Evanston, Illinois, last November quietly went a step beyond Asheville, North Carolina’s historic move on July 14 to approve reparations for Black residents. While Asheville’s city council has yet to specify how reparations will be paid for, Evanston, after adopting a resolution for reparations as part of the city budget, earmarked tax revenue from newly legalized marijuana sales as a source of funding, ABC News reports. 

"Evanston absolutely is the pioneer," Nkechi Taifa, an attorney and member of the National African American Reparations Commission (NAARC), told ABC. "It basically is the first municipality to commit public dollars to reparations."

Reports ABC:


The plan calls for using $10 million collected by the city in cannabis sales taxes over an estimated 10 years to provide African American residents with housing assistance and economic development benefits. As of the 2010 Census, the Black population of Evanston was about 13,400 people.

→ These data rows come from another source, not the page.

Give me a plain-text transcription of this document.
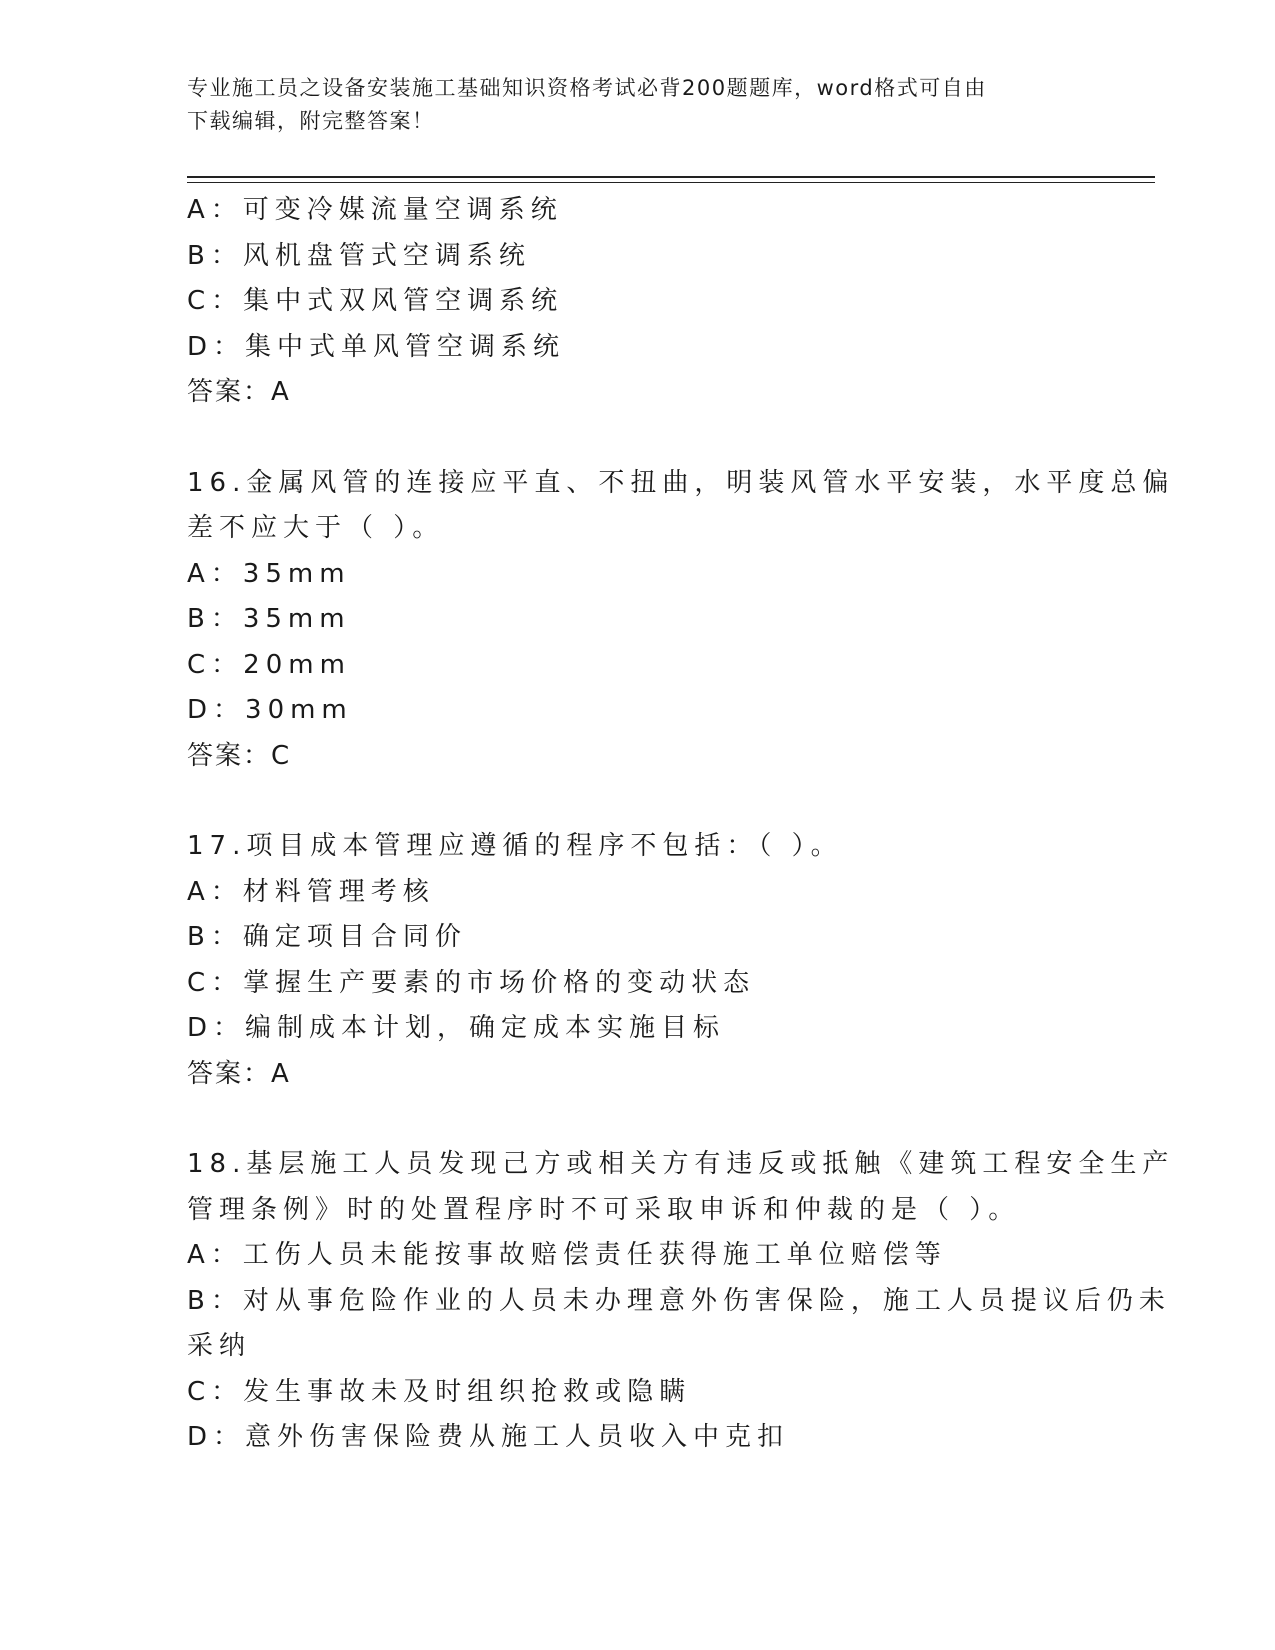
专业施工员之设备安装施工基础知识资格考试必背200题题库，word格式可自由
下载编辑，附完整答案！
A：可变冷媒流量空调系统
B：风机盘管式空调系统
C：集中式双风管空调系统
D：集中式单风管空调系统
答案：A
16.金属风管的连接应平直、不扭曲，明装风管水平安装，水平度总偏
差不应大于（ ）。
A：35mm
B：35mm
C：20mm
D：30mm
答案：C
17.项目成本管理应遵循的程序不包括：（ ）。
A：材料管理考核
B：确定项目合同价
C：掌握生产要素的市场价格的变动状态
D：编制成本计划，确定成本实施目标
答案：A
18.基层施工人员发现己方或相关方有违反或抵触《建筑工程安全生产
管理条例》时的处置程序时不可采取申诉和仲裁的是（ ）。
A：工伤人员未能按事故赔偿责任获得施工单位赔偿等
B：对从事危险作业的人员未办理意外伤害保险，施工人员提议后仍未
采纳
C：发生事故未及时组织抢救或隐瞒
D：意外伤害保险费从施工人员收入中克扣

According to Alderman Robin Rue Simmons, who has led the effort, details for the first "remedy policy" are nearing completion: a $25,000 direct benefit payment to purchase a home. Those who qualify for such a check, according to the current proposal, are Black residents who lived in Evanston between 1919 and 1969 or their direct descendants.


Simmons explained to ABC that it’s crucial to first address the wealth gap between Black and white families. "We are going to lead with housing," Simmons told ABC."[Homeownership is considered a] benefit that would build wealth," she added. 

After housing is addressed, the next phase of investment will encourage business development and entrepreneurship in the Black community, according to ABC. Simmons said diverting funds from the marijuana industry into the Black community couldn’t be more perfect.

"There is no more appropriate place to use the sales tax from that industry," she said. She pointed out to ABC that over 70 percent of Evanston’s marijuana-related arrests were among African Americans, even though they are less than 17 percent of the population. "If there is going to be some benefit to the community from legalizing marijuana, then it certainly should be targeted to the Black community most damaged by this overpolicing," Simmons told ABC. 

Taifa told ABC this decision was "poetic justice." Cannabis has been at the center of "a criminal punishment system that disproportionately sent Blacks to prison," she said. Now marijuana will become "the same entity that is seeking to close the Black-white wealth gap." This strategy, she said, "could provide a blueprint for the rest of the country."